Courtesy Missouri Botanical Garden PlantFinder

After the past few weeks,  where I've been talking about sun perennials and exotic plants, I'm back to my old standard: shade tolerant native plants.  Virginia sweetspire is a native shrub with a lot going on.  It blooms in the early summer and then the foliage turns a deep burgundy red in the fall.  The variety 'Henry's Garnet' is known for superior flowers and autumn foliage.

Reasons I like it:
  • Attractive, rounded habit
  • Multi-season interest
  • Deer resistant
Where would I put it?
  • Side bed?
  • Backyard understory
  • Possibly even front island, if I wanted to add shrubs out there
The only drawback I've seen about all Itea Virginica cultivars is that they tend to send up a lot of suckers.  In all of the spots I'm considering for this plant, it wouldn't be a big deal.  In some spots, naturalization would even be welcome (side bed - I'm looking at you).

The big draw for this shrub is the fall foliage, obviously, but I also like the fact it is an early summer bloomer.  My ultimate dream is to have a perfectly timed landscape, with items of interest  popping up across the garden as the season goes on.  With the bazillion varieties of azaleas we have, Spring is covered, but Summer and Fall could use a little attention.  I think 'Henry's Garnet' fits the bill perfectly.

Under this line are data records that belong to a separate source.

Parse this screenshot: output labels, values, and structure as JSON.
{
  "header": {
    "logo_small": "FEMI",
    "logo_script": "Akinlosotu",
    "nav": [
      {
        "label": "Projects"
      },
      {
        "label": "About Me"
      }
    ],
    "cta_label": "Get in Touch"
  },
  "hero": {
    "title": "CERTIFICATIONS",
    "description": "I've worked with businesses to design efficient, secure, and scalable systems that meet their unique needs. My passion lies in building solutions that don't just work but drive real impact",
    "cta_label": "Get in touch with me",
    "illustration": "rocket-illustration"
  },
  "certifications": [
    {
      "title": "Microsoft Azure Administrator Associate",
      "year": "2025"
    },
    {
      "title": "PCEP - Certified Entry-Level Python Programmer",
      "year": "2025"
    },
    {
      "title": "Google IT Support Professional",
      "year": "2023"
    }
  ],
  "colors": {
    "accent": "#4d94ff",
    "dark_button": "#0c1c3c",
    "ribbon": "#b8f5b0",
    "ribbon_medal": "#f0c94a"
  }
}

Do you take "timing" into account when you buy a plant?  If so - how do you keep track of when everything blooms/gets interesting?

Thursday, June 2, 2011

Look what I found: Liriodendron tulipifera

Also known as the tulip tree, yellow poplar, or tulip poplar (even though it's not related to tulips or poplars).

Tulip poplar is native to the eastern United States and is one of the largest eastern hardwoods.  According to the Maryland State Champion Tree List (who knew there was such a thing?), the largest tulip poplar in Maryland is in Anne Arundel county with a  height of 126' and a circumference of 23'.  That's pretty darn big -- there were only a handful of other trees on the list that were taller. 

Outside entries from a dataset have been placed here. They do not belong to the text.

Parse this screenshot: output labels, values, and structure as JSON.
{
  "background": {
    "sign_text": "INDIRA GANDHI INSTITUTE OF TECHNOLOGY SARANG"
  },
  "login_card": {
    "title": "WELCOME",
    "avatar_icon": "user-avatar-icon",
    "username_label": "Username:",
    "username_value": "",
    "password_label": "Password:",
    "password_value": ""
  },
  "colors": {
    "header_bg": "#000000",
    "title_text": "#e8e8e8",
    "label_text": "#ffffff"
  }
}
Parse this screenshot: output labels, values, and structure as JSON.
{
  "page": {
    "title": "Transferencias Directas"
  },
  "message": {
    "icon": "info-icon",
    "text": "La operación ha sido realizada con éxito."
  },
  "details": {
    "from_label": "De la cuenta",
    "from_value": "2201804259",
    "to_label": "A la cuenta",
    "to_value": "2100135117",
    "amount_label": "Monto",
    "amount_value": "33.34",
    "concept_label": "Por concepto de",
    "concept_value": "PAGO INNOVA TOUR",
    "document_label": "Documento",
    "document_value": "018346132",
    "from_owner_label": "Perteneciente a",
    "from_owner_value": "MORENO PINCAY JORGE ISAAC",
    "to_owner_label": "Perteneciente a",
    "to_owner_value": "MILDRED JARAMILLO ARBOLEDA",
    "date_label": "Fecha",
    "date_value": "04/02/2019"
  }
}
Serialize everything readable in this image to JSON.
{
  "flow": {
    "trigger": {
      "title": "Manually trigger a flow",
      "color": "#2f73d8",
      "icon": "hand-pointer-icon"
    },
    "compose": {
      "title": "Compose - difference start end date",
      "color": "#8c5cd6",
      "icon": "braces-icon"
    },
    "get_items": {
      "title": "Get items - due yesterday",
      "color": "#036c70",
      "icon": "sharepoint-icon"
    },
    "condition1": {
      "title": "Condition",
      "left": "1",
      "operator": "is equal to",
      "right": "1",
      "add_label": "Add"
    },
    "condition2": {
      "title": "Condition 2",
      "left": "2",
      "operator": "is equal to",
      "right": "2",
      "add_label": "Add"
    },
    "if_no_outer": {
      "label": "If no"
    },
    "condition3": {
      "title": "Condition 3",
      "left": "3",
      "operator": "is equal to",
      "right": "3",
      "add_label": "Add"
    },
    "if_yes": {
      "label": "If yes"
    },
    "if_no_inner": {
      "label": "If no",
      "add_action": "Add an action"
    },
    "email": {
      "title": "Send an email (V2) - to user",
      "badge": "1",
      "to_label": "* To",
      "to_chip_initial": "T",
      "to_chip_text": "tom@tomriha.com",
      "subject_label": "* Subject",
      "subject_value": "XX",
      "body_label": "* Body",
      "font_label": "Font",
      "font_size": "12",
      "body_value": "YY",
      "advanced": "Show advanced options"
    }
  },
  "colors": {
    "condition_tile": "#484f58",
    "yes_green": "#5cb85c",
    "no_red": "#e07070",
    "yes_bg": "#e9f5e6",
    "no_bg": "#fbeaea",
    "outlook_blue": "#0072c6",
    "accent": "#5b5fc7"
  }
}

I've always admired this tree from afar.  I love the unique shape of the leaf and the orange/light green coloring of the flowers, but I've shied away from planting it because the tulip poplar gets a bad rap in this area.  Since the it is so tall, it doesn't always fit into the suburban landscape well.  It's fast-growing and tends to be a little weak wooded, so it's prone to falling in bad storms.  Tulip poplar trees also attract aphids, which can leave a sticky mess beneath the tree.

We have at least three in the woods, but I don't think ours are anywhere near 126'.  They're far enough away that they won't fall on our house and if they get aphids, it shouldn't bother us.  I can't wait to see what the leaves look like in the fall.

Are there any trees you've admired from afar?